Of the total number of product transfers, 203,200 worth £29.5bn were conducted on an advised basis, with 187,000 worth £24.2bn completed through execution only.
FCA ignoring large segment
Association of Mortgage Intermediaries chief executive Robert Sinclair, who has been calling for the figures to be published, welcomed the release and was surprised at the size of the market.
He also said the data made it more disappointing that the Financial Conduct Authority (FCA) had not reviewed this part of the sector within its mortgages market study.
“Since purchase and remortgage business was about £61bn it’s clear product transfers are a significant part of the market,” he said.
“It’s undoubtedly larger than was expected and interesting because the volume data that came out of the FCA’s market study didn’t indicate it was going to be that large.
“It does throw in to challenge the work that the market study has done in that this is such a large part of the market to be ignored,” he added.
However, Sinclair was pleased at the split showing the majority of the work was done through advised channels.
“I think that will surprise people and it is better news than most would have expected as they probably thought product transfers were mostly done on an execution only basis,” he said.
“Of course, it will still leave about £80bn of mortgages per year being completed on an execution only basis where consumers have less protection.”
The data is for residential transactions only, so does not include buy-to-let mortgages, and it has not been included in any other previously published data, including by the Bank of England or FCA. UK Finance said it plans to continue publishing the data on a quarterly basis
UK Finance director of mortgages Jackie Bennett said the figures echoed the FCA’s findings in its interim mortgages market study that customer engagement is high and the majority of mortgage customers switched to a new deal shortly after their previous deal expires.
“Our data also supports the FCA’s observation that most borrowers choose to remain with their current lender when they switch product,” she said.
“It’s a positive outcome for consumers that they can make these transactions in a wide variety of ways to suit their needs. Borrowers who know exactly the product they want can elect to switch quickly and efficiently through the execution-only route.

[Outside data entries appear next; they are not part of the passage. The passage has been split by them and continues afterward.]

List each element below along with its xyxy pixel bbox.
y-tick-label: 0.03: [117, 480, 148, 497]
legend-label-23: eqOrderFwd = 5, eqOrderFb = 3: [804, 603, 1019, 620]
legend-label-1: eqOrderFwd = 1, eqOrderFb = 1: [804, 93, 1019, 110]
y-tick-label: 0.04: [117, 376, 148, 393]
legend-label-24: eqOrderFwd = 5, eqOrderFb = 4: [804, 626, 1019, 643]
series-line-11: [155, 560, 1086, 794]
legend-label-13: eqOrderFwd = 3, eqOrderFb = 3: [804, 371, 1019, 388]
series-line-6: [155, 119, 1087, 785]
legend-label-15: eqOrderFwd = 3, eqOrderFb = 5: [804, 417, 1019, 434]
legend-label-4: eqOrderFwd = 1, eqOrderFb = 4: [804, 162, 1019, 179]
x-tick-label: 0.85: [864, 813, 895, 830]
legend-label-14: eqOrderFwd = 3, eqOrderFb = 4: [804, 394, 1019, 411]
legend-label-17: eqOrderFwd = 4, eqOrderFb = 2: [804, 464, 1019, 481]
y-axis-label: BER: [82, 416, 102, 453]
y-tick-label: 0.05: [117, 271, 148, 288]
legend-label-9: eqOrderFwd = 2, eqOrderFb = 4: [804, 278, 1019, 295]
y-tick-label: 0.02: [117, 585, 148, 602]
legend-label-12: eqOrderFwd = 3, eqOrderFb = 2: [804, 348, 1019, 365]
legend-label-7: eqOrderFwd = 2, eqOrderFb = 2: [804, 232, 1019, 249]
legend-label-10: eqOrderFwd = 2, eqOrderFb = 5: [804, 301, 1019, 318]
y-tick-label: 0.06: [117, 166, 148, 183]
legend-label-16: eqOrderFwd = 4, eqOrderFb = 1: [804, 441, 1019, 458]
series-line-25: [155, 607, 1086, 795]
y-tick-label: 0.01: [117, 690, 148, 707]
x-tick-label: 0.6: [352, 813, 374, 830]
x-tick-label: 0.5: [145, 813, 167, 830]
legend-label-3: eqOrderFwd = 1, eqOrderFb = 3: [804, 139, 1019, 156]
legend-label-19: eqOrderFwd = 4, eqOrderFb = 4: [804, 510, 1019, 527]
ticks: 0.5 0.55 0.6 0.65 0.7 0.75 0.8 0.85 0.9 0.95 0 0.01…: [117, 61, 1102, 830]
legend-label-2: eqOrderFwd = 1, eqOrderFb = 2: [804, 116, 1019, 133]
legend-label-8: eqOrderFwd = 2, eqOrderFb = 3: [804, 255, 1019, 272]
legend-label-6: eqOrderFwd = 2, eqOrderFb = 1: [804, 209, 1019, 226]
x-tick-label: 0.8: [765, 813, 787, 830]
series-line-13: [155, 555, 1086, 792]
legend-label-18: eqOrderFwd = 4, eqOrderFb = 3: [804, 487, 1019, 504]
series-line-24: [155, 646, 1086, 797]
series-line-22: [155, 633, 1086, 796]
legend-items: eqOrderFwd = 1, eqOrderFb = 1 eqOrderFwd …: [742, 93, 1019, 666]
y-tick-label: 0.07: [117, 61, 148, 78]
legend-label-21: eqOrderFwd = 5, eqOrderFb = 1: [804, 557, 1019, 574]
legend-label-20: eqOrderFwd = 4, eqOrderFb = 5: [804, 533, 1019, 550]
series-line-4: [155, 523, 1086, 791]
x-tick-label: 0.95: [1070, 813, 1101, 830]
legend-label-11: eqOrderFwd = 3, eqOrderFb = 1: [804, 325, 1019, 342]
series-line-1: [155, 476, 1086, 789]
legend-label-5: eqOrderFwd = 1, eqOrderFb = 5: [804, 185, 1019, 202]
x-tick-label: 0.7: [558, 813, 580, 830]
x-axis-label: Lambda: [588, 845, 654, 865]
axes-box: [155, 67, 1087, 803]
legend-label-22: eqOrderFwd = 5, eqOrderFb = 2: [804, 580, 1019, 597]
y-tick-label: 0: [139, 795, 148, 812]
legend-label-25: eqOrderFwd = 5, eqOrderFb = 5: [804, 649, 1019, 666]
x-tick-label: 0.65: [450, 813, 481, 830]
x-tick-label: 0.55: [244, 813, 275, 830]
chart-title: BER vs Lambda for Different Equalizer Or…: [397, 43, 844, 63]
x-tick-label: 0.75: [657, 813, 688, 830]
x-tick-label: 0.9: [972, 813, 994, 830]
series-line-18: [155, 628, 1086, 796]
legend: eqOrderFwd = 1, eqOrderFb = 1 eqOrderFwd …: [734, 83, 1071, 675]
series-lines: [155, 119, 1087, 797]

“But, for those who require help in choosing the right product, mortgage advice is widely available through both direct channels and from intermediaries, with more than half of borrowers taking advice for their new deal,” she added.
The trade body said it had recognised the FCA’s points regarding perceived areas of weaknesses within the market, particularly around customers who currently may be unable to switch products, and that it would be working through the FCA’s recommendations.